You can find 96 more reasons to journal here.
Good stuff, I tell you. My mother wrote in her journal (several volumes) most every day of her life, some days only a sentence or two. But, what a treasure to leave her children.
The new year is the perfect time to start jotting a journal. Yes, you! It won’t do to hide your head in the sand.
Journaling is not another insurmountable task to add to your to-do list. In fact, it’s a wonderful way to tackle life with more merriment and less moping. According to a study published in Advances in Psychiatric Treatment, journaling just 15 to 20 minutes on five occasions was enough to help the participants deal with traumatic, stressful, or otherwise emotional events.

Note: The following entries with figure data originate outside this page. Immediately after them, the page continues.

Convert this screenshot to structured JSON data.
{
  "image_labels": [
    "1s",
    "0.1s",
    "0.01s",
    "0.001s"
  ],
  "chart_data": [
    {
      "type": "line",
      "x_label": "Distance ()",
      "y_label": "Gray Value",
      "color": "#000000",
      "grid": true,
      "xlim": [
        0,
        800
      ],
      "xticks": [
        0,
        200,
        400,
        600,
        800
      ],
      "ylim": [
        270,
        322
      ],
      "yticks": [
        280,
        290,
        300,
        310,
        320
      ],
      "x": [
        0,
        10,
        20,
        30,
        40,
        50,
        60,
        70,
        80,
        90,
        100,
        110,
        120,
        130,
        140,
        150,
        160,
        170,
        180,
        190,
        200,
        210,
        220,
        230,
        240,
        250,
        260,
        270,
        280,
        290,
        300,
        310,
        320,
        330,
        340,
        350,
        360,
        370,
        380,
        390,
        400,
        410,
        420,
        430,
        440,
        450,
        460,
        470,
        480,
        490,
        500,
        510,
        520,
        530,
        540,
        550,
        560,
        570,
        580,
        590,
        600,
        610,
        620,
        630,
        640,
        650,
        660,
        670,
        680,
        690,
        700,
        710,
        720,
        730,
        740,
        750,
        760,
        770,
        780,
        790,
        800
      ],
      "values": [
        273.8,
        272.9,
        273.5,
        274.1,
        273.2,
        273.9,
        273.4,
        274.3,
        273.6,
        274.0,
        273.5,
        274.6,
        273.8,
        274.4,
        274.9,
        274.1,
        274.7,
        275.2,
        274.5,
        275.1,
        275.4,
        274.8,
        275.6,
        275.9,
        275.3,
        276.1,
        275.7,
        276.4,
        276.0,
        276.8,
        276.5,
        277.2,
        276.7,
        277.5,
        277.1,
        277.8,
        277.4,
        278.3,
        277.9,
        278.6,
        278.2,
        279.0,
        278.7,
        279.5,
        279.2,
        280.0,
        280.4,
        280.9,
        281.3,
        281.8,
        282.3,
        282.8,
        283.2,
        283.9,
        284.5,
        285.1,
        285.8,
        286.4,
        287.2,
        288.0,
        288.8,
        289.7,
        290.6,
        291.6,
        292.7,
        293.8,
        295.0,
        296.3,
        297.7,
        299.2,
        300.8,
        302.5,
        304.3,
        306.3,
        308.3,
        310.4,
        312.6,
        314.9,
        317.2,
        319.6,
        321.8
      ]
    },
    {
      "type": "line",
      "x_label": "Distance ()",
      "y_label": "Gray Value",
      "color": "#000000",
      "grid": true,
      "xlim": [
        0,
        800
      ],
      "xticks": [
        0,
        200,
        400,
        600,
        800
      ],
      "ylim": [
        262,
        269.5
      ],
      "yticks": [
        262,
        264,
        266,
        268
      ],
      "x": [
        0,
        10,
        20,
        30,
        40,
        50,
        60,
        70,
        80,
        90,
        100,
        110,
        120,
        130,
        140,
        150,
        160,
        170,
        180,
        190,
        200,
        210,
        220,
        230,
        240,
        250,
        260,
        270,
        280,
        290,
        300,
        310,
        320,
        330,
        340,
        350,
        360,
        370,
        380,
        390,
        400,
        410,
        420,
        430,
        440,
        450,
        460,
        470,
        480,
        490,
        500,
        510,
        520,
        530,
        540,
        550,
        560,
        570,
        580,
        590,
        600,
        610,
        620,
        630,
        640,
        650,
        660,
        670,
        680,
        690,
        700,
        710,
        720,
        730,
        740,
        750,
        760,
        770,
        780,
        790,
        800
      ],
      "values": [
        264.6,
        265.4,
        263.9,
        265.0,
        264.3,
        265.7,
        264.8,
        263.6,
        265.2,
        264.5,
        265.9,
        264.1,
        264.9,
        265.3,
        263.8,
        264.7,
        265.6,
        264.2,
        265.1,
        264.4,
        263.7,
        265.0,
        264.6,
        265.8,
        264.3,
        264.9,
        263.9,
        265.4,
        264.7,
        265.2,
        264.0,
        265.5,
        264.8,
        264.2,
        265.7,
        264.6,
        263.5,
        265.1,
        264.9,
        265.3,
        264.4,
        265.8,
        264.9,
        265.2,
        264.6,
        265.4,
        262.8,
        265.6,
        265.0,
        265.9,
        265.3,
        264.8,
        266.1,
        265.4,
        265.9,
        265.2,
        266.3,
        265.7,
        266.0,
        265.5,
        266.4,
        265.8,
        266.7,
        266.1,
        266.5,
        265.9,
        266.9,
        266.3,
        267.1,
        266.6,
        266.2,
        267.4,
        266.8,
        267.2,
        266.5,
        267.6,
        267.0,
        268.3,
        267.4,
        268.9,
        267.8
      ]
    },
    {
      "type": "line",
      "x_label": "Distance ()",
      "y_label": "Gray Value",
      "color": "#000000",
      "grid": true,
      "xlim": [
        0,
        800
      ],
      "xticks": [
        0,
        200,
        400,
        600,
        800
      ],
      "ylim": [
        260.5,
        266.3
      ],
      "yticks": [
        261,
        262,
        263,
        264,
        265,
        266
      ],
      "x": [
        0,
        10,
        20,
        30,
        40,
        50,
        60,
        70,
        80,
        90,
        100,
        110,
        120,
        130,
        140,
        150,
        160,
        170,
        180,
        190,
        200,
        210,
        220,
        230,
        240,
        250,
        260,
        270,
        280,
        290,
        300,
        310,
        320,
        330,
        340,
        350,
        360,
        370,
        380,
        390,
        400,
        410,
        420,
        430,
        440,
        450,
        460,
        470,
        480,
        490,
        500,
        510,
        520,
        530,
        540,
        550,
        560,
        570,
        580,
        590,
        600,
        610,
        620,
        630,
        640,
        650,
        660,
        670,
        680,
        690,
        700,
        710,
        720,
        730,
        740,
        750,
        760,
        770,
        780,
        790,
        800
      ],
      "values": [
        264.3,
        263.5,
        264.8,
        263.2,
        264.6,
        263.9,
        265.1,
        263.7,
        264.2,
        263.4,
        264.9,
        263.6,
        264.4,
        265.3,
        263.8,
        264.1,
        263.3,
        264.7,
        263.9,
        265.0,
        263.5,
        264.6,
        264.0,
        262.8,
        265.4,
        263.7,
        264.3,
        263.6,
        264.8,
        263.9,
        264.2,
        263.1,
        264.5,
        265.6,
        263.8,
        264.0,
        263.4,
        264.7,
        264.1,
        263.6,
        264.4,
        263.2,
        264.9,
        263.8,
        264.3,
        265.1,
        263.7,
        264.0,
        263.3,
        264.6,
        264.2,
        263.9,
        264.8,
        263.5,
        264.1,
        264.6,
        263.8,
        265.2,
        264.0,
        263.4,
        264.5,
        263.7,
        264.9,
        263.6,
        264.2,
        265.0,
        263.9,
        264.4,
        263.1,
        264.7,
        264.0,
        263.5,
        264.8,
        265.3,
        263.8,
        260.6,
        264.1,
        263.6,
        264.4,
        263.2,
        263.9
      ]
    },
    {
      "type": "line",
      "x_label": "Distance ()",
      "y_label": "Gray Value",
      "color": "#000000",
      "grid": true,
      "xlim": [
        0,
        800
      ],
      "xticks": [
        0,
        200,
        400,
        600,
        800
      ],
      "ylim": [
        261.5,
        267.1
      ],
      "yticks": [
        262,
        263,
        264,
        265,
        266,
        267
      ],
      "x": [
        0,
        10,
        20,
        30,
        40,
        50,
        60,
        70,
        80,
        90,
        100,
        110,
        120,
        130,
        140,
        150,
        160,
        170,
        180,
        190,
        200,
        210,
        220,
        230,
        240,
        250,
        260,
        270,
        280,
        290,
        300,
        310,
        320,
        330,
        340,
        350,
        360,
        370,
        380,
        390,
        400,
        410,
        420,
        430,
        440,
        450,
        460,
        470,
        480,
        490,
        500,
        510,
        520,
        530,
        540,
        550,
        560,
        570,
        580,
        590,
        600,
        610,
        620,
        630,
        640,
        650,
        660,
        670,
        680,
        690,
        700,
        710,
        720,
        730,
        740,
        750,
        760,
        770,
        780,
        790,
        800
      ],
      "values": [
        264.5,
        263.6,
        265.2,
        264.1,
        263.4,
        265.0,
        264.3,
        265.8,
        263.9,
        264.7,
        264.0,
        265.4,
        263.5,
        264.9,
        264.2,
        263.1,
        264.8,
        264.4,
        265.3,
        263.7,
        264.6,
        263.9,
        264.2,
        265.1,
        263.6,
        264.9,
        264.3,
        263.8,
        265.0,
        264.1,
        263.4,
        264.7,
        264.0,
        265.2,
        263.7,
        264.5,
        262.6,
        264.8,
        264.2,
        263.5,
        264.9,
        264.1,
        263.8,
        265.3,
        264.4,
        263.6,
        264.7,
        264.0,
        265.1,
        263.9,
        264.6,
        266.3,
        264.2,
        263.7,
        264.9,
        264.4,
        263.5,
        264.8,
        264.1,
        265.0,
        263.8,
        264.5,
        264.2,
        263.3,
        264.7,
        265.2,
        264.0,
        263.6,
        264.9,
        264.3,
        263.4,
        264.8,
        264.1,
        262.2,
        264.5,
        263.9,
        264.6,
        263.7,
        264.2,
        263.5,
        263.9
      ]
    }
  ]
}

So, let’s get down to the basics:
- Creativity is not required (unless you crave it). Art journaling may evolve from your writing routine, but that’s another entry …
- Eloquent writing skills and proper spelling aren’t necessary, either.
- How about reserving a nice notebook for journaling only, something you’re eager to pick up. This year I’m started a Bee Journal as I journey into being a beekeeper.
- Try to write a little—or a lot—every day. Whether it’s a single sentence vent (“This day has been CRAZY because …”) or a long meander down memory lane, or like me, I usually write about my fascination with people and things outside my personal world. Just pencil in a time each day to let your thoughts flow on paper.
- You don’t have to be nice, but penning positive notes brightens your day.
- Don’t give up if you miss a day or two. Just start again.
- If you aren’t a fan of writing, you can still reap the benefits of journaling. The University of Rochester suggests substituting with a video or audio journal on your phone.